C.FED - Destinação de recursos dos royalties para educação e saúde vira lei
A
presidente da República, Dilma Rousseff, sancionou ontem (9), sem
vetos, o projeto de lei 323/07, que destina os royalties do petróleo
para a educação e a saúde. A sanção ocorreu no Palácio do Planalto.
O
texto aprovado pela Câmara, em agosto, privilegiou o substitutivo do
relator, deputado André Figueiredo (PDT-CE), que direciona 75% dos
royalties do petróleo para educação e 25% para a saúde. Já neste ano, a
receita prevista é de R$ 770 milhões. A divisão dos recursos entre as
duas áreas foi proposta por emenda do líder do DEM, deputado Ronaldo
Caiado (GO).
No
caso da exploração da camada pré-sal, os recursos para as duas áreas
vão sair de metade do fundo social criado para ser uma espécie de
poupança oriunda dos royalties e das participações especiais.
Vitória da Câmara
André
Figueiredo comemorou o diálogo com o governo, que permitiu a sanção da
nova lei, sem vetos. Esta é uma vitória da Câmara dos Deputados, que
apoiou integralmente o nosso relatório. Uma vitória do povo brasileiro
porque conseguimos fazer com que a presidente Dilma pudesse avaliar que o
projeto, na forma do nosso relatório, era o que melhor representava,
inclusive, os posicionamentos do governo federal, para que possamos ter
recursos já a partir de 2014. E que, a partir de 2019, possamos ver
esses recursos alavancados para que tenhamos aproximadamente R$ 230
bilhões sendo investidos ao longo de 10 anos.
Aperfeiçoamento
A
presidente Dilma Rousseff elogiou deputados e senadores por terem
aperfeiçoado e, ao mesmo tempo, preservado o espírito da proposta (PL
5500/13) que o Executivo chegou a enviar ao Congresso sobre o tema,
privilegiando apenas a educação.
Ao
Congresso, portanto, devemos reconhecimento pela sensibilidade social e
pela visão estratégica que ele demonstrou ao incluir a destinação de
parcela dos recursos também para o investimento na saúde, afirmou a
presidente.
O
governo comemorou o fato de essa ser a primeira nova fonte de recursos
para o Sistema Único de Saúde desde 2007, quando o SUS perdeu a receita
da extinta Contribuição sobre Movimentação Financeira (CPMF).
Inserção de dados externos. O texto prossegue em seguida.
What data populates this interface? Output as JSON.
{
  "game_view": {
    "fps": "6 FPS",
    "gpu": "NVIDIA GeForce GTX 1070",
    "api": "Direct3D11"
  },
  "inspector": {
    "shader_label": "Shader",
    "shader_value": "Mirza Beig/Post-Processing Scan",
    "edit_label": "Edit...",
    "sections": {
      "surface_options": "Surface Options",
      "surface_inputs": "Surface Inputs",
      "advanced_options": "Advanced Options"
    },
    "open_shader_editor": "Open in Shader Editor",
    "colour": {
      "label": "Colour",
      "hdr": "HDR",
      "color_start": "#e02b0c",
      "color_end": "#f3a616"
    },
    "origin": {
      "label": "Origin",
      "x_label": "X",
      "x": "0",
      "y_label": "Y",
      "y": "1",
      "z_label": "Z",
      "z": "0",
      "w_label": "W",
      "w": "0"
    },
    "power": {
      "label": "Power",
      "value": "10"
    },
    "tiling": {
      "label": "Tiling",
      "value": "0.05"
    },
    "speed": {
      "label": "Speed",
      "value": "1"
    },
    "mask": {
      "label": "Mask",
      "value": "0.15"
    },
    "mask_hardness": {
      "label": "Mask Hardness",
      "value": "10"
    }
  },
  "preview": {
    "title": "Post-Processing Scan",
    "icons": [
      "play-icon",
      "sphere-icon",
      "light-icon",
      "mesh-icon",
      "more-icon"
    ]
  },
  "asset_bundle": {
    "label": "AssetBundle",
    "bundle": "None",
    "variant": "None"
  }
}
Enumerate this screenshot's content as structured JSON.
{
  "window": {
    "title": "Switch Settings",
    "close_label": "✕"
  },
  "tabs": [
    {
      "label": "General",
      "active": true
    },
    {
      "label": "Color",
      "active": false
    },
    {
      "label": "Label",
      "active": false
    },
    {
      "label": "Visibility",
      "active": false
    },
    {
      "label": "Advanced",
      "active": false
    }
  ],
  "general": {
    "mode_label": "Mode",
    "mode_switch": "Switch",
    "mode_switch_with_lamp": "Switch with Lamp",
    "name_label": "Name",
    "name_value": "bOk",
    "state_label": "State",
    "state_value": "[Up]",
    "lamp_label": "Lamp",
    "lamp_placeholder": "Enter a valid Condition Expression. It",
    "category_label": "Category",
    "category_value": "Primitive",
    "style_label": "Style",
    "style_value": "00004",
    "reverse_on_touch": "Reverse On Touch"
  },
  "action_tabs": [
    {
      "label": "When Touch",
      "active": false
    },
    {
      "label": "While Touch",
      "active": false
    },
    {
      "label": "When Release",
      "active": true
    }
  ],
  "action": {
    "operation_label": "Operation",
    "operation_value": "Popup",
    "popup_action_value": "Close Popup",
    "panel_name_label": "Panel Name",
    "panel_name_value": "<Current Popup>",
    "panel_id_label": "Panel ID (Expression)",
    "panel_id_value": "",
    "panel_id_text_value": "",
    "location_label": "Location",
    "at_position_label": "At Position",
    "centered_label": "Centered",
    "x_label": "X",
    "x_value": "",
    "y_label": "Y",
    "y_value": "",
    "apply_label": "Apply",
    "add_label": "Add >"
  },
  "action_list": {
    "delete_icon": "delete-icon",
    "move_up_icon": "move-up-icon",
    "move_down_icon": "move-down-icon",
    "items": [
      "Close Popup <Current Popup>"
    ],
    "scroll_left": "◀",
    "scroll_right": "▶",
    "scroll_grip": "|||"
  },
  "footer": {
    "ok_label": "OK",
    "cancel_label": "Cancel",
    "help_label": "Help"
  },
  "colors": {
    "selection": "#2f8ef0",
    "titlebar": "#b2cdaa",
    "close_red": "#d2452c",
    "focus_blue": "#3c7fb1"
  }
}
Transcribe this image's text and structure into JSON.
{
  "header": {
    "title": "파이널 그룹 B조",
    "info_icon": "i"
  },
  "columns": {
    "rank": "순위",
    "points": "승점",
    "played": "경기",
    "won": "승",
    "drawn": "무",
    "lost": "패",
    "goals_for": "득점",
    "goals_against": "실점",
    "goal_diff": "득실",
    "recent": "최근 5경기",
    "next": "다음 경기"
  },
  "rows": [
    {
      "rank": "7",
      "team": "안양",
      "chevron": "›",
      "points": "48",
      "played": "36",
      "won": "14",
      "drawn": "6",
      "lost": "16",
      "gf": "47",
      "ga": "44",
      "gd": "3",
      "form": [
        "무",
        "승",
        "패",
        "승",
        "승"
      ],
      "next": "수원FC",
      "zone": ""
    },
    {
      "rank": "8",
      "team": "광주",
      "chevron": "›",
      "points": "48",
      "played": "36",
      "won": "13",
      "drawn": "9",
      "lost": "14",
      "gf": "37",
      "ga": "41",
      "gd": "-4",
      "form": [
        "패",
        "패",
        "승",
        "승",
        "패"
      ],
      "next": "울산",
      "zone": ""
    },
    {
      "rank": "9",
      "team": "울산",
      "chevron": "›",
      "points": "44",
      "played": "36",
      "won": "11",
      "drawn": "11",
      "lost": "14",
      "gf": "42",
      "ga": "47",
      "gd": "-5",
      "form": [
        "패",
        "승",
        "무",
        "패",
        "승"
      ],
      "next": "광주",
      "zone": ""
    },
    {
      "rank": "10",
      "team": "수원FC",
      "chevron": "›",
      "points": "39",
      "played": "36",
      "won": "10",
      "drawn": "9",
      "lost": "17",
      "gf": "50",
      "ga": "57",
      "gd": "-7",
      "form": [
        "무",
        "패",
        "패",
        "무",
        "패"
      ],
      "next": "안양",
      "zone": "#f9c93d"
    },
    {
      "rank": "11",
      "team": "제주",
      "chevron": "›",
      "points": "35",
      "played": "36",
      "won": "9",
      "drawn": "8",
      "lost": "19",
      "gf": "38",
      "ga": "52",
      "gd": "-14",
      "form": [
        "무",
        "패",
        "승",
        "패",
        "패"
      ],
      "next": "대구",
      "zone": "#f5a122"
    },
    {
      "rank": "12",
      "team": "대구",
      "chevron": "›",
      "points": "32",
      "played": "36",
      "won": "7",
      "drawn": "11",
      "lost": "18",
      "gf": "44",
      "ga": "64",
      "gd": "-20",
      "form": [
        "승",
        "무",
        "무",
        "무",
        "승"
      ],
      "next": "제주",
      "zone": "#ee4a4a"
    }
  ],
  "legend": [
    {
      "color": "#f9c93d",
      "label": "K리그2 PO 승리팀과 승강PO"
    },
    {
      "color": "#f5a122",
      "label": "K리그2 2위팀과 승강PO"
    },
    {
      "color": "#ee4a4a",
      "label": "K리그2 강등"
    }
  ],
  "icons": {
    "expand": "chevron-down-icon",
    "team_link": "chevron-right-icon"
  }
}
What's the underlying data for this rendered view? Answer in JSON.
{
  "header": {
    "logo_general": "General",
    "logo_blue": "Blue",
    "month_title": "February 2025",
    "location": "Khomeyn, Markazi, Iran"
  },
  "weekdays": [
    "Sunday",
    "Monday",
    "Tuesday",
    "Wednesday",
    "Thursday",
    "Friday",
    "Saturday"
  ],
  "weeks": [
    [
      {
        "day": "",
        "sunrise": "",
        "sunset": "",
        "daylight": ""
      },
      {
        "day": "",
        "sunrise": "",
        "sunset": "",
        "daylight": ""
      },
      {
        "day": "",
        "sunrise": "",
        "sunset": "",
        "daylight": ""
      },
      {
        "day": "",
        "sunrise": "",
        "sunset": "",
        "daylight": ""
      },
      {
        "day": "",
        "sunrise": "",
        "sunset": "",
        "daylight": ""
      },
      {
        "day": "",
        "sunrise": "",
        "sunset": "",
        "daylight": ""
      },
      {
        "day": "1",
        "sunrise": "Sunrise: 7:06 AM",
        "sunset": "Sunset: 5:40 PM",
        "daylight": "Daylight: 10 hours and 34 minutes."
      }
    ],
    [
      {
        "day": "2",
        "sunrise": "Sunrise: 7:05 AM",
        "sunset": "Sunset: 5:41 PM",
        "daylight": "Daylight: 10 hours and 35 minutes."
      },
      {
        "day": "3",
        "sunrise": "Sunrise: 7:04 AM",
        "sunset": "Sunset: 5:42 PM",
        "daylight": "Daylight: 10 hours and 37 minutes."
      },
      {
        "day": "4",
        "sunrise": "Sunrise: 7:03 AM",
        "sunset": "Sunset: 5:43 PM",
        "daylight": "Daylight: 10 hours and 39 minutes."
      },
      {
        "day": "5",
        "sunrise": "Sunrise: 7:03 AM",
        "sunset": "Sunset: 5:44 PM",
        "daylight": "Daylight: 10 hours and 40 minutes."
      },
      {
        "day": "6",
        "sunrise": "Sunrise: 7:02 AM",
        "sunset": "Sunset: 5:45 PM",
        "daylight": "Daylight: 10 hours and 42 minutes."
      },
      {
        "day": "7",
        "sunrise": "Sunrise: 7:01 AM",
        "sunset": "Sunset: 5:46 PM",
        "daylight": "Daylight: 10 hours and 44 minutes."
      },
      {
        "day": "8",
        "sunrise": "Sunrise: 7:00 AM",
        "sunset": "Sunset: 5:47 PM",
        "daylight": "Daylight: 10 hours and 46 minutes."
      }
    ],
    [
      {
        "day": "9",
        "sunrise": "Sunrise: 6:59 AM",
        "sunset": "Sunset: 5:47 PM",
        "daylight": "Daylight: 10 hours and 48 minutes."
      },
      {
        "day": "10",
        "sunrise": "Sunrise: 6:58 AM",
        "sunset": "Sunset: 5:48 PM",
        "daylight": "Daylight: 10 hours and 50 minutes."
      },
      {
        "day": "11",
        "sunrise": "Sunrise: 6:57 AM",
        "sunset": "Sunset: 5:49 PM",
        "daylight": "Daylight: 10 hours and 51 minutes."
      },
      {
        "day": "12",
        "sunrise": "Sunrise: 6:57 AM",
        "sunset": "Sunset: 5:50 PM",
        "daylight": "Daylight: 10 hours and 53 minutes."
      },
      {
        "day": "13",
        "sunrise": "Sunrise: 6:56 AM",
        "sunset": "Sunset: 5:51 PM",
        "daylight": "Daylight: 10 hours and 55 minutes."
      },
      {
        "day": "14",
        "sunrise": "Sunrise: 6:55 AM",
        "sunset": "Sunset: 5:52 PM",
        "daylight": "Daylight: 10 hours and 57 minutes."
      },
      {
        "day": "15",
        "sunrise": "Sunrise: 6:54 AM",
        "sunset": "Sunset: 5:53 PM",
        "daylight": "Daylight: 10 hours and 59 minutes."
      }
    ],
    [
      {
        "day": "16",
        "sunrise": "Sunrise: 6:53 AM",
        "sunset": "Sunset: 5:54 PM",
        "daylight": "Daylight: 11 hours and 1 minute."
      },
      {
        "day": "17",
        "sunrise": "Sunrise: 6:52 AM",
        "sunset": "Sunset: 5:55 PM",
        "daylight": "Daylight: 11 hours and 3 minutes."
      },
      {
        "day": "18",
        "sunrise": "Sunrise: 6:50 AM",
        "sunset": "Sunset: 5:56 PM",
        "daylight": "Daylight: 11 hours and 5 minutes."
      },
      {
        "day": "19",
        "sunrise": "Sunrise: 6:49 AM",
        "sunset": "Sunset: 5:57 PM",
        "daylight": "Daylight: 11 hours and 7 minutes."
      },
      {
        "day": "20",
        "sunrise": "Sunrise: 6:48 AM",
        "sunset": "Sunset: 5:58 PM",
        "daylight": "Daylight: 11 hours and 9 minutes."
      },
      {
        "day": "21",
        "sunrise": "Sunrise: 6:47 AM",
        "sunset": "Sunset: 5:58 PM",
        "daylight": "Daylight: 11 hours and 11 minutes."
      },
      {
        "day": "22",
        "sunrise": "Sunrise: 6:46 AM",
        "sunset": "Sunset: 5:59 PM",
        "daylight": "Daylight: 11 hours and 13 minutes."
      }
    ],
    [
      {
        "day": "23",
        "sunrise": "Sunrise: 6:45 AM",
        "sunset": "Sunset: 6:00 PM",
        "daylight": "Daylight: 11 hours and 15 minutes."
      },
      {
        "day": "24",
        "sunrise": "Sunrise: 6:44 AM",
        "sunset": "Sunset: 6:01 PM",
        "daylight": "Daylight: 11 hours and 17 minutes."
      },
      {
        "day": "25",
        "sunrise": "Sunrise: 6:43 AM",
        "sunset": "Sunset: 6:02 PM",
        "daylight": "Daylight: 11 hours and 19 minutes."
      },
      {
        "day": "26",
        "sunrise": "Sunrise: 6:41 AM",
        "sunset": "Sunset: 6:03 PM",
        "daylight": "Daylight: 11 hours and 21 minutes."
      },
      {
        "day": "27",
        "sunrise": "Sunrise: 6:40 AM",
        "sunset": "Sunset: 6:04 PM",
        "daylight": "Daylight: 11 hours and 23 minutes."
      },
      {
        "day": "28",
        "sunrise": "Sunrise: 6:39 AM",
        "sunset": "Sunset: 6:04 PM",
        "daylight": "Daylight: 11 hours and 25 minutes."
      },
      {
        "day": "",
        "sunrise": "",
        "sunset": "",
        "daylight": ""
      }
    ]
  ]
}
Setores prioritários na educação
Quanto
à educação, Dilma citou setores prioritários que devem atrair os novos
investimentos públicos, entre eles, os professores, que serão “mais bem
pagos, com acesso à qualificação profissional”. Segundo ela, “essa lei
nos ajudará a ampliar o acesso a creches e à educação infantil; graças a
esses recursos, nós vamos dar um salto na implementação do ensino em
tempo integral.
Segundo
Dilma, os recursos também serão investidos na requalificação do ensino
médio e profissionalizante; na interiorização das universidades e das
escolas e institutos técnicos; e no aperfeiçoamento do Programa Nacional
de Acesso ao Ensino Técnico e Emprego (Pronatec).
Dilma
e os ministros da Educação, Aloizio Mercadante, e da Saúde, Alexandre
Padilha, celebraram o evento como dia histórico e maior legado do
governo Dilma para um salto na educação. Também pediram apoio à MP do
Programa Mais Médicos (621/13) e cobraram que 50% das emendas
impositivas de parlamentares ao Orçamento da União estejam ligadas à
saúde.
Espionagem na Petrobras
Coube
à presidente da União Nacional dos Estudantes (UNE), Virgínia Barros, a
referência à espionagem dos Estados Unidos sobre a Petrobras,
denunciada pela imprensa. A UNE exigiu uma resposta altiva do governo
brasileiro para garantir que a riqueza estratégica do petróleo não
alimente apenas os interesses econômicos.
Ao
destinar os recursos dessa grande riqueza, que é o petróleo, para
educação, possibilitamos que este novo ciclo econômico que se abre não
repita os erros do passado, no qual o nosso açúcar, café, minério e
borracha serviram para o enriquecimento de empresas e países alheios à
realidade nacional, disse Virgínia.
Estudantes
participaram da cerimônia com gritos de o pré-sal é nosso. Deste ano
até 2022, o governo calcula que serão repassados R$ 112 bilhões para
saúde e educação, a partir da nova lei.